第114号:経営者が考えるべき子供の教育論

 「高校生になる娘に、会社を継ぐよね?と聞いたら、継がないと言われた」と、悲しそうな顔をしながら話してくださったのは、とある企業の経営者です。その場にいた複数の経営者たちは、大笑いして可哀想だなと慰めていました。ところがそれから数年後、その中の一人から「我が家も継ぎたくないと言われました」と報告が入りました。

 事業は安定しており、ご自身も家業を継いでいたため、将来的にはお子さんが会社を継ぐことは当然のことと思っていました。ところがある日、息子さんが「お父さんの仕事は、絶対にやりたくない。だって、そんな働き方したら早死にするし、わざわざそんな忙しい世界に入らないよ」と言われた言葉を失ったそうです。

 そしてその夜、自分の働き方、生き方、子供に見せてきた背中について、真正面から向き合うことになったそうです。お子さんには小さい頃から「好きにすればいい」と口にしながら、本音では「どこかで自分の背中を見て育ってほしいと」と願っていた。そんな自分の願いは、通じていなかったと後悔したそうです。

 経営者として後継者候補を育てることは、必ず向き合わなければならない課題です。誰が後継者になるかはさておき、外部から後継者候補を呼び寄せておきながら、結果的にお子さんを経営に迎い入れることは決して珍しいことではありません。確実な未来は約束できないからこそ、子供への教育は極めて重要なことです。

 その一方で、「うちは大した家系でもないから…」とお子様への教育方針を持たない経営者は少なくありません。理由は明快で、日々の経営があまりに忙しく、「時間がない」「口出ししても反発される」「好きなことがやればいい」といった声が聞かれます。

 そもそも、経営者が考えるべき子供の教育とは、学校の成績や進学先の選定にとどまりません。むしろ、どのような価値観を持ち、どのような社会観を育み、どのような人間関係の中で自分の役割を見出していくかといった「人間としての基盤」が肝心なのではないでしょうか。

 経営者はしばしば「自分の子供には何を残すか」を考えます。財産、地位、会社、ネットワーク…これらを残された子供に、活かして、回して、増やす力を授けていますか。残すことばかり考える前に、どのような価値観や考え方でそれらと付き合っていくべきかを伝承していくことは、意義のあることだと思います。

 経営に対する考え方、お金との付き合い方、人間関係、信念、家族への愛、人間論、人生論、死生観、などの経営や哲学は、人生の指針になります。特に経営者という立場は、社会の中で多くの判断を下し、責任を背負い、挑戦と敗北を繰り返す人生です。だからこそ、親として伝えられるメッセージには、他の誰にも持ち得ない「重み」と「体温」が宿ります。

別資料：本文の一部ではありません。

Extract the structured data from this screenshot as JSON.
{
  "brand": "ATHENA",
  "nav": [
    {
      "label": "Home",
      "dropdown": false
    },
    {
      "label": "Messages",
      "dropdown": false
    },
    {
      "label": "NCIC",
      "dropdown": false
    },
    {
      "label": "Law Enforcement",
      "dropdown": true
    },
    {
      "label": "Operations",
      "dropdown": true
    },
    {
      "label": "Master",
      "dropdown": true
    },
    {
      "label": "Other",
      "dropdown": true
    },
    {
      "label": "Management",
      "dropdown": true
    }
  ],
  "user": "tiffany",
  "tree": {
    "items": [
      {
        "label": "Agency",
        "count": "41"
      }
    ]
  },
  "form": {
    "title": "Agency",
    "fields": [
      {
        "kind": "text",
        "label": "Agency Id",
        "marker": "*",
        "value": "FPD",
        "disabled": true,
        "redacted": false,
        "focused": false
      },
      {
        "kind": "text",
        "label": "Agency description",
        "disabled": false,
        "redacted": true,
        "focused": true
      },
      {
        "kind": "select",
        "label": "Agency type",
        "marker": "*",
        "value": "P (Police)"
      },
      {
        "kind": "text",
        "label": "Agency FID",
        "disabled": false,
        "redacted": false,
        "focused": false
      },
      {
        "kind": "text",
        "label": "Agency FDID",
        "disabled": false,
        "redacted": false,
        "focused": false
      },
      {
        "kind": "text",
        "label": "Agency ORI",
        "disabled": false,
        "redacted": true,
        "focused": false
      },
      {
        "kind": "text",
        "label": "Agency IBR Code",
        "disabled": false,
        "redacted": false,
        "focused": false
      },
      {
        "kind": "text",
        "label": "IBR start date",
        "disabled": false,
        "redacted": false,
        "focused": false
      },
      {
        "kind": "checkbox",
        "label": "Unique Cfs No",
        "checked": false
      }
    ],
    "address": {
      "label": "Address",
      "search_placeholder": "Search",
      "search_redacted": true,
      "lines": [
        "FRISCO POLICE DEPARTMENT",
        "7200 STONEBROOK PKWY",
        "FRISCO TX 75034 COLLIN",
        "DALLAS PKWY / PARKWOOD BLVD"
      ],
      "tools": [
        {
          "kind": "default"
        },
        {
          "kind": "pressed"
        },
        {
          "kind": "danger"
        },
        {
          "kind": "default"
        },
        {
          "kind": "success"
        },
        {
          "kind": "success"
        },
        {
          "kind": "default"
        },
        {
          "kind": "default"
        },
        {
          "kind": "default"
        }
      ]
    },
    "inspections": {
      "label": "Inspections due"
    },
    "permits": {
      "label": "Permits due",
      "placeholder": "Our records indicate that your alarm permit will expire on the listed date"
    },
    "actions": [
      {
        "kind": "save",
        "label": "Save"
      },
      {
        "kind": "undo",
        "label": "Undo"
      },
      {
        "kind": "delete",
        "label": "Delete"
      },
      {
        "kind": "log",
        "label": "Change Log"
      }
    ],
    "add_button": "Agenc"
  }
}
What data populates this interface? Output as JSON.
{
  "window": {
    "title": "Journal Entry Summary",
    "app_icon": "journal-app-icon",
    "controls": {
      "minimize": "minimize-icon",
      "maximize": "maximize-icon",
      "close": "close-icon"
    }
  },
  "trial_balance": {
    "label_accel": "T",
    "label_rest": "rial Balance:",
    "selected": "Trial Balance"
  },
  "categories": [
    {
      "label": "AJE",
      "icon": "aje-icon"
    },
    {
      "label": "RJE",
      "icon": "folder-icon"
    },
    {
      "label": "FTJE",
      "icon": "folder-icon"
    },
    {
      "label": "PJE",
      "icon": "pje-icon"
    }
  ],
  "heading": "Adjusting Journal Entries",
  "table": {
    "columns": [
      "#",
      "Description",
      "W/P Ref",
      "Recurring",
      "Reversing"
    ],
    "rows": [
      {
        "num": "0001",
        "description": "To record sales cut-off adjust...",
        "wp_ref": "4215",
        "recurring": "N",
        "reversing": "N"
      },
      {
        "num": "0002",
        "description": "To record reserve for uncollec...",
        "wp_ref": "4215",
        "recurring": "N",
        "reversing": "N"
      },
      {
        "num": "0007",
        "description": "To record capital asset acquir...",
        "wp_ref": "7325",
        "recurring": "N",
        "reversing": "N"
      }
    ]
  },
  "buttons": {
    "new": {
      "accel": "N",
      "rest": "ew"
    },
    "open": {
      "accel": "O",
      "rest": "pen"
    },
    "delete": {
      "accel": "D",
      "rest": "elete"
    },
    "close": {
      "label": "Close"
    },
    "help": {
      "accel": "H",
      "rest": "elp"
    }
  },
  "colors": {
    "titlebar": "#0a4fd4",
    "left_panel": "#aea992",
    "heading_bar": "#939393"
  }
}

 経営者としての在り方が、家庭と企業の両方に波紋のように広がっていくのは、実に自然な現象です。子供の教育は、企業経営以上に長期的な投資です。家業を継がせたい、影響力のある職業についてほしい、親のように経済的自由を得てほしい――そうした願いは否定されるものではありませんが、子供にも「意思」があることは忘れてはならないでしょう。

 子供を育てることは、経営者自身が「育てるという行為」を再定義し、経営者としても人間としても成熟するチャンスでもあります。焦って成果を求めるのではなく、日々の小さな変化に目を向け、信じて待つという「投資スタンス」を得るよい機会です。

 経営とは何か、教育とは何か、そして人を育てるとはどういうことか。これらの問いが一本の線でつながったとき、経営者としての視座は新たな次元に到達するのではないしょうか。

 経営者の子供だからこそ与えられる経験、経営者の親だからこそ伝えられることは何ですか?